Premi rekor dan risiko pasokan yang meningkat
"Lonjakan harga minyak saat ini didorong oleh premi risiko yang tinggi, tetapi risiko fundamental yang meningkat dengan cepat. Brent telah dengan tegas melampaui ambang $100/barel, diperdagangkan pada $107/barel pada saat berita ini ditulis, sebelumnya ditutup pada $92,69/barel pada hari Jumat, seiring dengan kerugian pasokan di seluruh Timur Tengah yang terus mendalam dan ketidakpastian yang tumbuh. Kami mengasumsikan gangguan yang lebih lama terhadap transit melalui Selat Hormuz dibandingkan dengan skenario awal yang kami diskusikan minggu lalu, sambil terus menekankan ketidakpastian tinggi seputar garis waktu ini."
"Sebagian besar kapasitas cadangan OPEC+ (sekitar 4 juta barel/hari) terjebak di balik kemacetan ekspor Teluk, menjadikan intervensi kebijakan jangka pendek tidak efektif. Bahkan peningkatan Arab Saudi sebelum konflik menuju 10,9 juta barel/hari tidak banyak membantu mengurangi pasokan global kecuali rute ekspor dibuka kembali. De facto, kebijakan OPEC+ ditangguhkan sampai Selat kembali normal. G-7 membahas kemungkinan pelepasan bersama dalam pertemuan darurat hari ini."
"Mengingat risiko fisik yang tinggi dan tidak adanya solusi yang segera, kami memperkirakan akan menyesuaikan prakiraan harga kami dalam waktu dekat.

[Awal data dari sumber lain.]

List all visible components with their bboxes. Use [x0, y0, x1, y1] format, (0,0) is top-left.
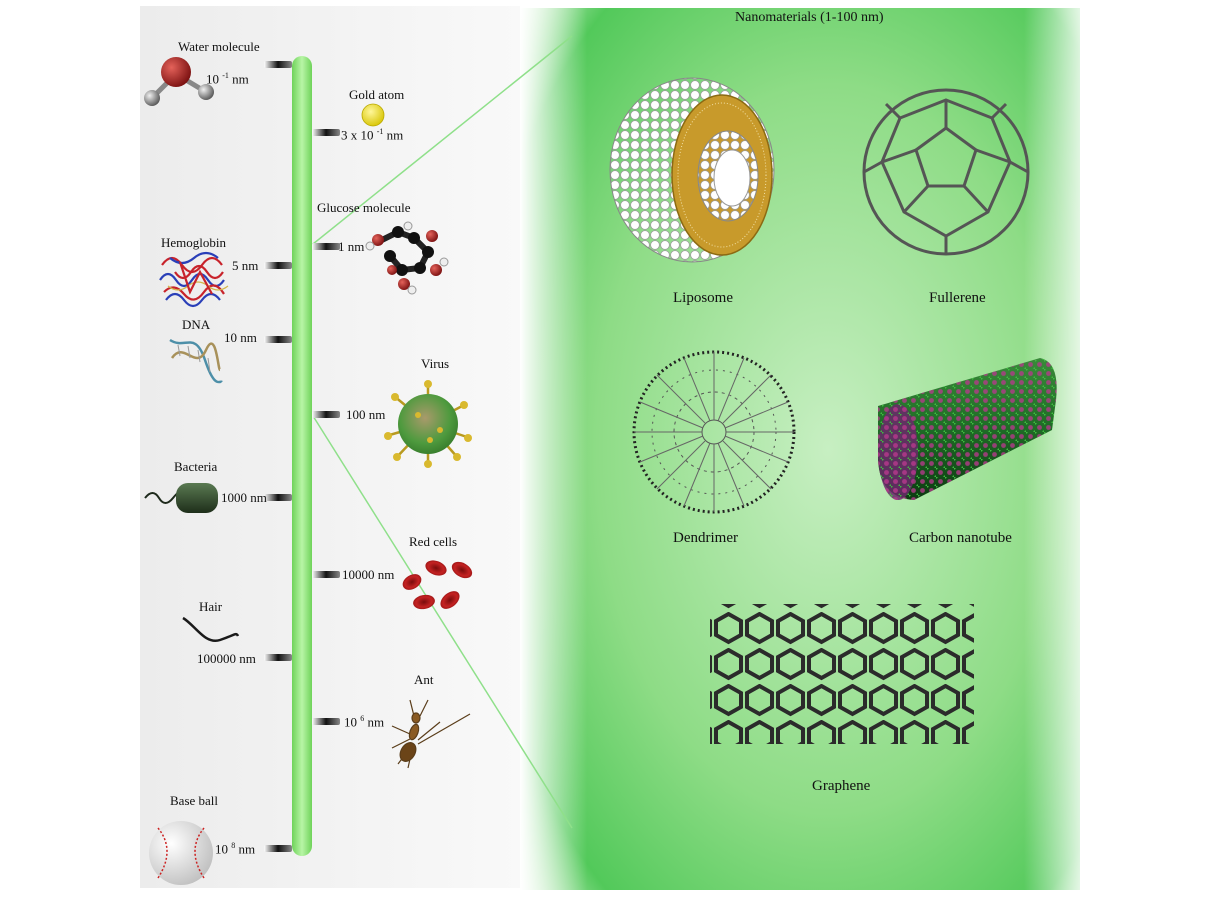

Pasar masih mematok risiko geopolitik secara dominan, dan akumulasi premi risiko geopolitik sejak awal Januari sekitar $50/barel, level tertinggi yang pernah ada, mencerminkan situasi yang benar-benar tanpa preseden."
"Berdasarkan informasi saat ini, aliran melalui Selat hampir terhenti, kecuali untuk kapal-kapal Iran. Aliran yang diperkirakan melalui Selat turun sekitar 17 juta barel/hari (jadi 10% dari aliran normal saat ini terjadi), karena pengirim tetap dalam mode "menunggu dan melihat". Pengalihan minyak melalui pipa dan pelabuhan di Yanbu (Arab Saudi, Laut Merah) sekitar 1 juta barel/hari dibandingkan dengan potensi mungkin hingga 2,5 juta barel/hari lebih karena 10 juta barel dimuat dalam empat hari pertama bulan Maret yang menunjukkan laju 2,5 juta barel/hari."
(Artikel ini dibuat dengan bantuan alat Kecerdasan Buatan dan ditinjau oleh seorang editor.)